A waste broker is someone within the waste industry who acts as intermediary between other wheels-based haulers and truckers. Some services are required to be registered, for example with the UK's Environment Agency, depending on jurisdiction and country of operation.

Waste brokers are a valuable management offering in the waste market. They source, optimise and focus on decreasing waste expenses while increasing resource recovery. Key benefits of using a broker are:
1. unbiased approach to best practice
2. reduced waste to landfill
3. agreements that allow users to change according to their businesses needs.
4. consolidation of sites. Typically one invoice, one point of contact and 1 report.
5. generally spend less, and control frequent price increases

Some brokers focus on commodities, others focus on hazardous waste and remain focused on their niche. Generally brokers can get a better price due to their bulk buying power and established relationships with haulers.
Some waste brokers also focus on sustainable packaging, facilities services and even waste equipment.

Waste brokers can simplify the procurement process, while at the same time delivering savings. Brokers make their margins from either buying at a fair rate with a modest mark-up, or focus on implementing cost savings measures and they split the savings with their clients.

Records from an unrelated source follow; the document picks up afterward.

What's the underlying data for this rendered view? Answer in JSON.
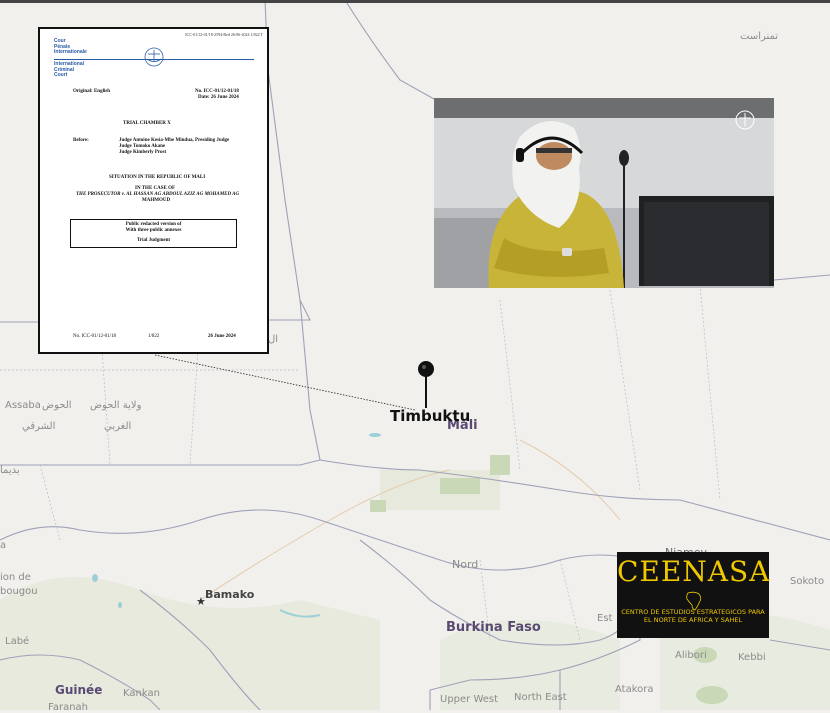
{
  "map": {
    "labels": {
      "tamanrasset": "تمنراست",
      "assaba": "Assaba",
      "assaba_ar": "الحوض",
      "hodh_w": "ولاية الحوض",
      "hodh_east": "الشرقي",
      "hodh_west": "الغربي",
      "mali": "Mali",
      "nord": "Nord",
      "bamako": "Bamako",
      "burkina": "Burkina Faso",
      "niamey": "Niamey",
      "sokoto": "Sokoto",
      "est": "Est",
      "alibori": "Alibori",
      "kebbi": "Kebbi",
      "atakora": "Atakora",
      "upperwest": "Upper West",
      "northeast": "North East",
      "kankan": "Kankan",
      "guinee": "Guinée",
      "labe": "Labé",
      "farana": "Faranah",
      "on_de": "ion de",
      "bougou": "bougou",
      "bidima": "بديما",
      "a_left": "a",
      "l_cut": "ال"
    },
    "marker": {
      "label": "Timbuktu",
      "icon": "map-pin-icon"
    }
  },
  "document": {
    "header_id": "ICC-01/12-01/18-2594-Red 26-06-2024 1/822 T",
    "court_fr": [
      "Cour",
      "Pénale",
      "Internationale"
    ],
    "court_en": [
      "International",
      "Criminal",
      "Court"
    ],
    "original": "Original: English",
    "case_no": "No. ICC-01/12-01/18",
    "date": "Date: 26 June 2024",
    "chamber": "TRIAL CHAMBER X",
    "before": "Before:",
    "judges": [
      "Judge Antoine Kesia-Mbe Mindua, Presiding Judge",
      "Judge Tomoko Akane",
      "Judge Kimberly Prost"
    ],
    "situation": "SITUATION IN THE REPUBLIC OF MALI",
    "case_line1": "IN THE CASE OF",
    "case_line2": "THE PROSECUTOR v. AL HASSAN AG ABDOUL AZIZ AG MOHAMED AG",
    "case_line3": "MAHMOUD",
    "box_line1": "Public redacted version of",
    "box_line2": "With three public annexes",
    "box_title": "Trial Judgment",
    "footer_no": "No. ICC-01/12-01/18",
    "footer_page": "1/822",
    "footer_date": "26 June 2024"
  },
  "logo": {
    "name": "CEENASA",
    "subtitle1": "CENTRO DE ESTUDIOS ESTRATEGICOS PARA",
    "subtitle2": "EL NORTE DE AFRICA Y SAHEL"
  },
  "colors": {
    "map_bg": "#f1f0ec",
    "border": "#9fa1b8",
    "water": "#9ccfd8",
    "green": "#c9d8b6",
    "logo_bg": "#111111",
    "logo_text": "#f0c800"
  }
}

Brokers are a consistent point of contact for users to manage all waste streams, all equipment needs, all reporting needs. If haulers have reliability issues, generally brokers are able to have back-up haulers available so as to minimize interruptions.

==Trade broker (a type of waste broker)==
The client might be a producer of recycled materials, and want to sell them. They will contact a trade broker who performs a similar function. Usually the waste broker is local or at most national, but the trade broker could be arranging shipments between countries.